II. Complete Preemption

The Hospital also seeks to base removal jurisdiction on the complete preemption doctrine pursuant to section 301 of the LMRA. Because several sections of the collective bargaining agreement (“CBA”) between the parties “contemplated the issues of age discrimination, subcontracting and discharge of employees,” the Hospital claims that plaintiffs’ Commonwealth action is preempted by federal law. (Docket No. 10 at pp. 7-10.) The Court disagrees.1 Section 301 permits federal courts to hear suits “for violation of contracts between an employer and a labor organization.” 29 U.S.C. § 185(a). It does not preempt state discrimination and wrongful termination claims, however, merely because a CBA contains “just cause” language or an anti-discrimination clause. See Lingle v. Norge Div. of Magic Chef, 486 U.S. 399, 412-13, 108 S.Ct. 1877, 100 L.Ed.2d 410 (1988). To the contrary, “[o]nly Section 301 claims that require the interpretation of a collective bargaining agreement merit complete preemption,” 14B Wright & Miller, Federal Practice & Procedure § 3722.2 (4th ed.2009). The Supreme Court has made clear that merely because a CBA contains broad contractual provisions pertaining to “conduct that coincidentally violates state law does not make the existence or the contours of the state-law violation dependent upon the terms of the private contract.” Lingle, 486 U.S. at 413, 108 S.Ct. 1877. State tribunals can typically resolve a discriminatory discharge claim “without interpreting the ‘just cause’ language of a collective-bargaining agreement.” Id.

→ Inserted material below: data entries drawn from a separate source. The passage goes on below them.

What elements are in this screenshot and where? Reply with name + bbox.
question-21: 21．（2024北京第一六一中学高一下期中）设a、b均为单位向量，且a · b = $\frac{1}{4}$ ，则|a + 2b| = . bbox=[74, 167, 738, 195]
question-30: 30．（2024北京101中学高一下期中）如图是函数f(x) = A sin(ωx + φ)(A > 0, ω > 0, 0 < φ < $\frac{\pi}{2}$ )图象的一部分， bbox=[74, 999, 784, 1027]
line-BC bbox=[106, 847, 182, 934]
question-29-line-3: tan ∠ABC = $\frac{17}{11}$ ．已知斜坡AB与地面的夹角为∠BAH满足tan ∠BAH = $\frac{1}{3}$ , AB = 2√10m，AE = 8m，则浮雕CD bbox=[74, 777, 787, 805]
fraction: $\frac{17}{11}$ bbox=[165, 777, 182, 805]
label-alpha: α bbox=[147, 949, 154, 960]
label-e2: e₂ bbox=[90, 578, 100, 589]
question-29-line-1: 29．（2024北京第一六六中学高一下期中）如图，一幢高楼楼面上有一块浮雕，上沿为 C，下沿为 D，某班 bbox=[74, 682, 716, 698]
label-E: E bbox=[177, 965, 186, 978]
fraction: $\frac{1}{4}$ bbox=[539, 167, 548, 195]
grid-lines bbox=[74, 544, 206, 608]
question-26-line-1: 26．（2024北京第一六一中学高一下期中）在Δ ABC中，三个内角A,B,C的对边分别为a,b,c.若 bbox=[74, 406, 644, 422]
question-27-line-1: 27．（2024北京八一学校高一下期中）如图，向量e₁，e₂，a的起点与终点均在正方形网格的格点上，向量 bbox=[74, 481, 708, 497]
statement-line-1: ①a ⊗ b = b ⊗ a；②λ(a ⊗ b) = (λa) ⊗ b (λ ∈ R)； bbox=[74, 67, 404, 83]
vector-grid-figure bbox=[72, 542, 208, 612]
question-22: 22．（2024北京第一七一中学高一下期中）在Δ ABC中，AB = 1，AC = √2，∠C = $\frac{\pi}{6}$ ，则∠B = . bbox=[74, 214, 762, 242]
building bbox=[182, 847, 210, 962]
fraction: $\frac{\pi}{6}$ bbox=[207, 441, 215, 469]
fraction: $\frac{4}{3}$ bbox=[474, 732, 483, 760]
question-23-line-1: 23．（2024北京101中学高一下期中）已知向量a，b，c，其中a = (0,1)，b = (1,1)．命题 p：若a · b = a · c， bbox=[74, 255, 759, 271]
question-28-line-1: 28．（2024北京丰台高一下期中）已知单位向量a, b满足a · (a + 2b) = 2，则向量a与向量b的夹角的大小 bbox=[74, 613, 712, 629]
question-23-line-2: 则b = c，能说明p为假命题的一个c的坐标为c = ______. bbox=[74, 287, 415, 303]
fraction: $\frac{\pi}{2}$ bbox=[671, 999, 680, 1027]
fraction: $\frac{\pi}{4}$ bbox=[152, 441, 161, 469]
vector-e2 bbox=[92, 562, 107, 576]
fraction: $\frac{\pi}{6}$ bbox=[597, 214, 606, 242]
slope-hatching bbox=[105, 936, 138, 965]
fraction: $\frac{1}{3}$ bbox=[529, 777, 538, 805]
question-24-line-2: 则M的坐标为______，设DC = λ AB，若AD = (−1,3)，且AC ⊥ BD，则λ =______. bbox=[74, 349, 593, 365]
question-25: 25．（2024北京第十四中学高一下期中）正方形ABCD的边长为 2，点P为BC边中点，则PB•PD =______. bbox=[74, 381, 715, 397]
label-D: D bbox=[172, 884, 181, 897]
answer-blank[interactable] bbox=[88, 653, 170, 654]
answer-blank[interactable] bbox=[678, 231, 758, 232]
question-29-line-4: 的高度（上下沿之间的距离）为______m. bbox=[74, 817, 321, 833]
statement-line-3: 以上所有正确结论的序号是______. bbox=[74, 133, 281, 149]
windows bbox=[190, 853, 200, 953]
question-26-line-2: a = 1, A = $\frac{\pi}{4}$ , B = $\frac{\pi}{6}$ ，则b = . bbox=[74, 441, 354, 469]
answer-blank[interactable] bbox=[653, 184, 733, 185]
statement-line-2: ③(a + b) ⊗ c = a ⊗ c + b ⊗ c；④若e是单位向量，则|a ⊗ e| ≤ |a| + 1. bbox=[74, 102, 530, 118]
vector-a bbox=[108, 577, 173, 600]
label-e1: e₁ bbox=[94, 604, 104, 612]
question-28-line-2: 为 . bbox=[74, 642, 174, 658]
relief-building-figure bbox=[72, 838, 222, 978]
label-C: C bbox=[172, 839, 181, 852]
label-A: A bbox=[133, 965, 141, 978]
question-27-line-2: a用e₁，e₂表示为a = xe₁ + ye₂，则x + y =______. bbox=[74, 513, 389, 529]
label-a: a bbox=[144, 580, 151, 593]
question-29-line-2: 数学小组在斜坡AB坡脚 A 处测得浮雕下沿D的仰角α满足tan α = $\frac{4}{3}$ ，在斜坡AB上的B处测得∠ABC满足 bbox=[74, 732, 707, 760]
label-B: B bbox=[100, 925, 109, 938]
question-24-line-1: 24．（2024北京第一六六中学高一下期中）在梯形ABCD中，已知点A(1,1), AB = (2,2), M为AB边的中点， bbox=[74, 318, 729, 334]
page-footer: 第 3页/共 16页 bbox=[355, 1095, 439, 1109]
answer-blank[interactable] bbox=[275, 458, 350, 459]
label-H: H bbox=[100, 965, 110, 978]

Here, plaintiffs’ claims of employment discrimination and wrongful discharge arise from independent Commonwealth-created rights pursuant to Law 80 and Law 100. That plaintiffs’ claims may be “predicated on the same layoffs [over] which the NLRB assumed jurisdiction pri- or to the filing of the state law claims” is not pertinent, because “[t]he focus of the preemption inquiry is not on whether the same set of facts may be addressed[,] but on the nature of the legal claim and whether resolution of the dispute requires interpretation of the collective bargaining agreement.” La Rosa, 23 F.Supp.2d at 144 (citing Lingle, 486 U.S. at 408-10, 108 S.Ct. 1877). The Court can glean no reason why the resolution of plaintiffs’ Law 80 and Law 100 claims requires interpretation of the CBA between the parties in this case. Thus, plaintiffs’ claims are “ ‘independent’ of the agreement for Section 301 preemption purposes” and are not completely preempted. Id. at 410.

Accordingly, the Court GRANTS plaintiffs’ motion to remand, (Docket No. 6). This case is remanded to the Commonwealth Court of First Instance, San Juan Superior Division.

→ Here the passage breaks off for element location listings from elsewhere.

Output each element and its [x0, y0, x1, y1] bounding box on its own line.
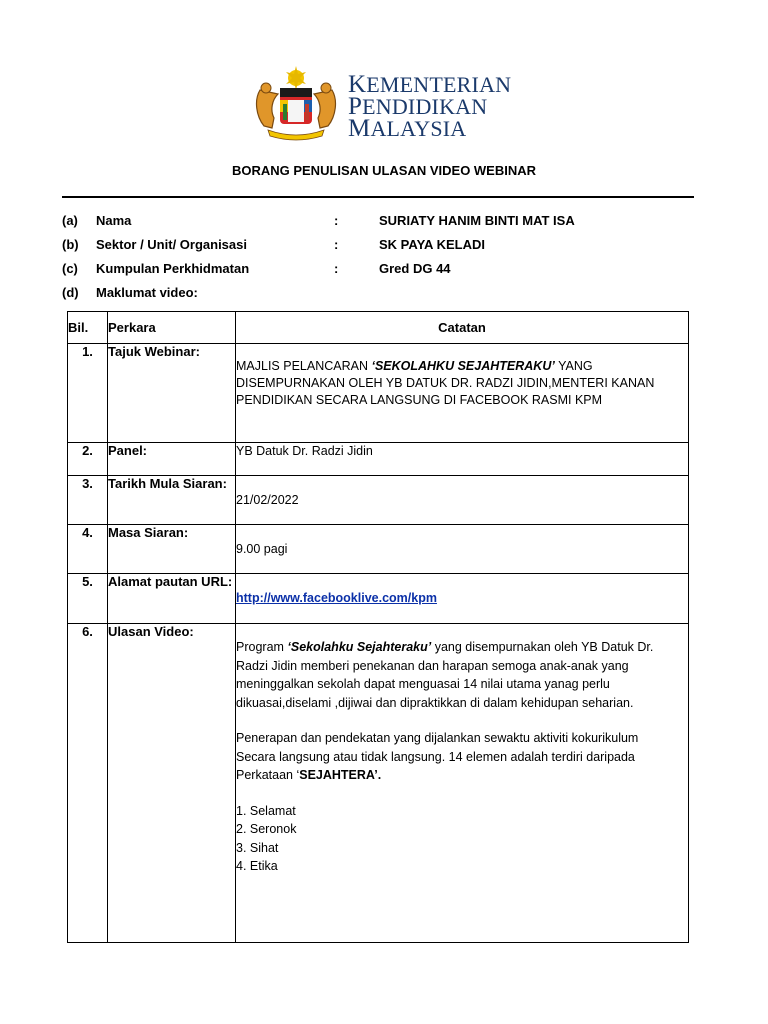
row-label: Alamat pautan URL:	[108, 574, 236, 624]
row-number: 2.	[68, 443, 108, 476]
info-colon: :	[334, 213, 339, 228]
row-note: MAJLIS PELANCARAN ‘SEKOLAHKU SEJAHTERAKU’ YANG DISEMPURNAKAN OLEH YB DATUK DR. RADZI JIDIN,MENTERI KANAN PENDIDIKAN SECARA LANGSUNG DI FACEBOOK RASMI KPM	[236, 344, 689, 443]
info-label: Sektor / Unit/ Organisasi	[96, 237, 247, 252]
row-note: YB Datuk Dr. Radzi Jidin	[236, 443, 689, 476]
info-row-nama	[62, 213, 702, 237]
list-item: 1. Selamat	[236, 803, 296, 818]
row-number: 4.	[68, 525, 108, 574]
info-row-sektor	[62, 237, 702, 261]
table-row	[68, 574, 689, 624]
form-title: BORANG PENULISAN ULASAN VIDEO WEBINAR	[231, 163, 537, 178]
row-number: 5.	[68, 574, 108, 624]
header-perkara: Perkara	[108, 312, 236, 344]
info-code: (a)	[62, 213, 78, 228]
header-catatan: Catatan	[236, 312, 689, 344]
info-code: (b)	[62, 237, 79, 252]
list-item: 4. Etika	[236, 859, 278, 873]
info-row-kumpulan	[62, 261, 702, 285]
list-item: 2. Seronok	[236, 822, 297, 836]
header-bil: Bil.	[68, 312, 108, 344]
table-row	[68, 443, 689, 476]
row-note	[236, 574, 689, 624]
malaysia-coat-of-arms-icon	[250, 64, 342, 144]
table-header-row	[68, 312, 689, 344]
review-text	[236, 624, 689, 943]
table-row	[68, 525, 689, 574]
review-paragraph: Perkataan ‘SEJAHTERA’.	[236, 768, 382, 782]
row-number: 6.	[68, 624, 108, 943]
info-value: SURIATY HANIM BINTI MAT ISA	[379, 213, 575, 228]
title-divider	[62, 196, 694, 198]
row-label: Panel:	[108, 443, 236, 476]
table-row	[68, 476, 689, 525]
info-section	[62, 213, 702, 309]
info-label: Nama	[96, 213, 132, 228]
row-label: Masa Siaran:	[108, 525, 236, 574]
info-colon: :	[334, 261, 339, 276]
facebook-live-link[interactable]: http://www.facebooklive.com/kpm	[236, 591, 437, 605]
row-note: 9.00 pagi	[236, 525, 689, 574]
row-note: 21/02/2022	[236, 476, 689, 525]
info-row-maklumat	[62, 285, 702, 309]
info-code: (c)	[62, 261, 78, 276]
review-paragraph: Secara langsung atau tidak langsung. 14 elemen adalah terdiri daripada	[236, 749, 635, 764]
info-code: (d)	[62, 285, 79, 300]
row-label: Tajuk Webinar:	[108, 344, 236, 443]
info-value: SK PAYA KELADI	[379, 237, 485, 252]
review-paragraph: Penerapan dan pendekatan yang dijalankan sewaktu aktiviti kokurikulum	[236, 731, 639, 745]
video-info-table	[67, 311, 689, 943]
row-number: 3.	[68, 476, 108, 525]
list-item: 3. Sihat	[236, 840, 279, 855]
ministry-name: KEMENTERIAN PENDIDIKAN MALAYSIA	[348, 71, 512, 142]
info-label: Maklumat video:	[96, 285, 198, 300]
row-number: 1.	[68, 344, 108, 443]
table-row	[68, 624, 689, 943]
info-value: Gred DG 44	[379, 261, 451, 276]
table-row	[68, 344, 689, 443]
row-label: Ulasan Video:	[108, 624, 236, 943]
row-label: Tarikh Mula Siaran:	[108, 476, 236, 525]
letterhead	[250, 64, 550, 144]
info-colon: :	[334, 237, 339, 252]
review-paragraph: Program ‘Sekolahku Sejahteraku’ yang disempurnakan oleh YB Datuk Dr. Radzi Jidin memberi penekanan dan harapan semoga anak-anak yang meninggalkan sekolah dapat menguasai 14 nilai utama yanag perlu dikuasai,diselami ,dijiwai dan dipraktikkan di dalam kehidupan seharian.	[236, 640, 654, 710]
info-label: Kumpulan Perkhidmatan	[96, 261, 250, 276]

Judgment shall be entered accordingly.

IT IS SO ORDERED.

. A sister district court in the First Circuit convincingly explained the policy behind rejecting defendant’s proposition:

Such a rule would provide union employers with an irresistible incentive to pour into the collective bargaining agreement all the safety, insurance, and individual rights protected by state law, and then claim immunity from suit before juries in favor of an arbitration process in which it exercises joint power with the union.

La Rosa v. UPS, 23 F.Supp.2d 136, 144 (D.Mass.1998).